The number of outright failures of U.S. small businesses in the first months of the coronavirus pandemic was comparatively modest, but the months ahead look far grimmer as cash balances dwindle, federal help expires, and the disease surges back.
That outlook, taking shape from a range of research in recent weeks by business organizations and think tanks, suggests a reckoning awaits Federal Reserve officials and other policymakers who rolled out support quickly in March and April, and by June seemed hopeful an economic rebound was taking root.
After the Fed’s June 10 meeting, Chair Jerome Powell said “assuming that the disease remains or becomes pretty much under control, I think what you see is…an expansion that builds momentum over time.” The 7-day moving average of daily deaths that day was showing a steady decline and the number of new coronavirus cases was under 20,000.
Both have turned higher, with daily new cases nearing 70,000. When the central bank meets next week it will have to recalibrate its outlook around a new wave of infections policymakers had initially excluded from their baseline view of a steady rebound in the second half of the year.
“The tone of next week’s … meeting is likely to be on the dour side,” said Karim Basta, chief economist at III Capital Management.
Recent surveys indicate programs rolled out in March, including the Paycheck Protection Program’s forgivable business loans, did prevent the worst in the pandemic’s first phase. A recent survey covering more than 13,000 members of small business networking group Alignable found that among firms with at least one employee only an estimated 1.6% had closed permanently. That would translate nationally to about 96,000 of the roughly 6 million firms with between one and 500 workers.
The figure is consistent with estimates from Web site Yelp concluding around 77,000 firms listed on its review platform were shuttered for good.
Both are below an earlier study coordinated by the Harvard Business School putting more than 100,000 small firms at risk of failure in the initial weeks of the pandemic.

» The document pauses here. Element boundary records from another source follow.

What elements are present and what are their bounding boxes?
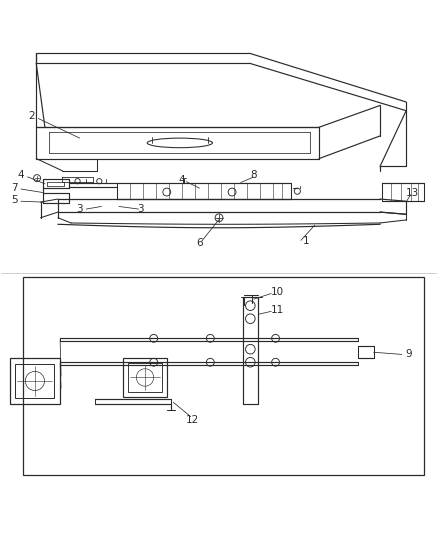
Text: 8: 8	[251, 170, 257, 180]
Text: 3: 3	[138, 204, 144, 214]
Text: 6: 6	[196, 238, 203, 248]
Text: 2: 2	[28, 111, 35, 122]
Text: 3: 3	[76, 204, 83, 214]
Text: 12: 12	[186, 415, 200, 425]
Text: 10: 10	[271, 287, 284, 297]
Text: 1: 1	[303, 236, 309, 246]
Text: 9: 9	[405, 350, 412, 359]
Text: 4: 4	[18, 170, 24, 180]
Text: 13: 13	[406, 188, 419, 198]
Text: 4: 4	[179, 175, 185, 185]
Text: 11: 11	[271, 305, 284, 315]
Bar	[123, 358, 167, 397]
Text: 5: 5	[11, 196, 18, 205]
Bar	[128, 363, 162, 392]
Bar	[10, 358, 60, 403]
Bar	[23, 277, 424, 475]
Text: 7: 7	[11, 183, 18, 193]
Bar	[15, 364, 54, 398]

A study by the JP Morgan Institute using data through May showed cash balances among many of the smallest businesses, notably restaurants and personal service firms, skyrocketed in May as federal relief funds bought them time.
Sean Salas, chief executive of Camino Financial, an online lender focused on Latino-owned small businesses, said it was also borne out in a recent survey of loan recipients and applicants. Nearly 70% had reopened and almost all others were confident they would, as entrepreneurs pivoted to new business models, drew on family resources, or took other steps to stay afloat. So far.
As government funds were deployed early on, “I was very confident the failure rates would be low,” Salas said. “But as we think about the reemergence and the recovery, I do worry a bit more. The confidence level dipped at the end of June.”
ADJUST TO THE REALITY
Some measures of recovery and reopening have indeed stalled.
Several states have placed fresh restrictions on commerce likely to hit small businesses disproportionately — this time without offers of loans or expanded unemployment benefits for workers and consumers unless Congress acts.
After a spate of optimism in June, a National Federation of Independent Business monthly survey found 23% of respondents in early July said they’d be out of business within six months “under current economic conditions.”
Other recent surveys have found increasing numbers of small entrepreneurs expect the recession to outlast their resources.
“The small business sector stalled in late June, and with public funding running dry the situation could deteriorate more in the coming weeks,” said Oxford Economics analyst Gregory Daco. “The Fed will have to adjust their discourse to the reality.”
While no updated economic projections are due at the Fed’s July 28-29 meeting, its policy statement and Powell’s press conference could describe the turn the economy seems to be approaching, with no clear sense that a robust reopening can proceed without risking faster coronavirus spread.
May and June saw unexpected gains in employment as states lifted the virus-related restrictions that brought the economy to a halt in March and April.
Data released by Yelp this week showed the possible underside of that — a close correlation between user postings about bars and restaurants in May and the turn in infections that took root in June.
States that have been more successful in controlling the virus, like New York, also have higher percentages of businesses reporting as closed in surveys by groups like Alignable.
Bars are considered a particular hot spot for transmission, and states like Florida and Texas have reinstated restrictions on them. Overall, a Goldman Sachs “lockdown index” combining information on official restrictions and social distancing data, turned higher in early July after falling steadily from April’s peak.
“We do expect closures to continue,” said Yelp vice president for data science Justin Norman. “We anticipate states will roll back or delay reopening plans … possibly turning even more temporary closures into permanent ones.”